Trump, in contrast, still has positions that put him at the moderate end of the Republican spectrum. He’s not opposed to single-payer health care in principle, for instance. He just thinks it probably wouldn’t work in the United States. He won’t sign a pledge to never raise taxes. He’s in favor of an exception to an abortion ban in cases of rape and where the mother’s life is in danger.

“Mr. Trump is anything but ideologically rigid, and he certainly does not equate deal making with surrender,” writes The New York Times’s Josh Barro.

Reagan was a movie star. Trump acts on TV. Reagan’s effectiveness on screen was a huge part of his political appeal. It’s the same today for Trump. The Donald can dominate on TV. But we’d argue that the style and roots of their entertainment skills are very different.

Reagan was a movie star who lasted into the TV age. He was trained to play scripted scene after scripted scene. At this, he was superb. His speech following the Challenger disaster was a classic of the presidential leadership genre. Say, “Mr. Gorbachev, tear down this wall!,” and many Americans know instantly who the speaker was.

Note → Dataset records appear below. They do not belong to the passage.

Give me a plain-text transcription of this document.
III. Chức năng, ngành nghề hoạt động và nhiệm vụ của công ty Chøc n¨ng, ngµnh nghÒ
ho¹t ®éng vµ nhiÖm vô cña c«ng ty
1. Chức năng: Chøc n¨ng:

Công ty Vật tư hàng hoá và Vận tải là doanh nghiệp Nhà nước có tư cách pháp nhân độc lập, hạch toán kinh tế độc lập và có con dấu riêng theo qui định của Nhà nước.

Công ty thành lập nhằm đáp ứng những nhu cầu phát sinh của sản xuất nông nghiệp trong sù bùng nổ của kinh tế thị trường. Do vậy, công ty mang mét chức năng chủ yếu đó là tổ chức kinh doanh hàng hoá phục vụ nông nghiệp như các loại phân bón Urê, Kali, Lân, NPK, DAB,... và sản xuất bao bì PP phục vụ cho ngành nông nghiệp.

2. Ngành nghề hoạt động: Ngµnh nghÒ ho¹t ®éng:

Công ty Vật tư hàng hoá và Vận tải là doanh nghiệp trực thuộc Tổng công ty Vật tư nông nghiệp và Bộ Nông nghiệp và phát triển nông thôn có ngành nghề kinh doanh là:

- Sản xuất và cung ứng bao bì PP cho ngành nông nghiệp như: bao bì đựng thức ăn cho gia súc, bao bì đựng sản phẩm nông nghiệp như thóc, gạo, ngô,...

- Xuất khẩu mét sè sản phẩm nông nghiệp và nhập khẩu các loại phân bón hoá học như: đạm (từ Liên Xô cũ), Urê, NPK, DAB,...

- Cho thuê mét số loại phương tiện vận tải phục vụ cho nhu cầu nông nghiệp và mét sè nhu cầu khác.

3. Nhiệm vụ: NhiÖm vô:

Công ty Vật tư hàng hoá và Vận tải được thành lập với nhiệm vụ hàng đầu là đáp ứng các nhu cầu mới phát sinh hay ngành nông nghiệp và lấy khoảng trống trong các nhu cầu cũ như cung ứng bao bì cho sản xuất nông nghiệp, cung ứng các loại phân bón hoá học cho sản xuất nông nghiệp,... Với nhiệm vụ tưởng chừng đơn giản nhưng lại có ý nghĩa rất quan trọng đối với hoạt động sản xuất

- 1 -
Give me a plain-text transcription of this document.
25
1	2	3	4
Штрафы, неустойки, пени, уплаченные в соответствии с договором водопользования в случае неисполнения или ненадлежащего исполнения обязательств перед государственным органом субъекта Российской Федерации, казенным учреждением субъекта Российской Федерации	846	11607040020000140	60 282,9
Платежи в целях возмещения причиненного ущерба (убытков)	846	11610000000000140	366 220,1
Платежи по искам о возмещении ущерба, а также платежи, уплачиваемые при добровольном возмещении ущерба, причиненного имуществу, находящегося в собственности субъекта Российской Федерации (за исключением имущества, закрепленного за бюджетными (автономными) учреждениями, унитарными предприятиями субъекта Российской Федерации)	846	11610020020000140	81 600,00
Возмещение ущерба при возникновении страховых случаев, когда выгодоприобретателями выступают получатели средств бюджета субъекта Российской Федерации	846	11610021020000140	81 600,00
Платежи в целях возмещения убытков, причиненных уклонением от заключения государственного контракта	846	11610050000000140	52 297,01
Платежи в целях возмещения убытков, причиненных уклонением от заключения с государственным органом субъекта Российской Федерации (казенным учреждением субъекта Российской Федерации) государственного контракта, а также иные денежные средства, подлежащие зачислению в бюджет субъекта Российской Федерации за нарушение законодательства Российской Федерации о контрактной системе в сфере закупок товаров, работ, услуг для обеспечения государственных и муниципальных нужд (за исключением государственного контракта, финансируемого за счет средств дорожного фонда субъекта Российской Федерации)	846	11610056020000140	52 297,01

Trump’s an actor, but he’s also a reactor. He’s a skilled reality television star. He’s not playing scenes so much as inhabiting a role and dealing with events that the show’s producers throw at him.

“He’s a terrific TV presence, and he seems to be adapting his ‘role’ within the campaign in real time, no less,” writes Todd VanDerWerff on Vox.

Trump is imperious. He’s aloof. He seems unconcerned what others around him think, Mr. VanDerWerff writes. He’s learned that this is what sells on reality TV. In that sense, he’s far more in tune with the era than a transplanted Reagan would be.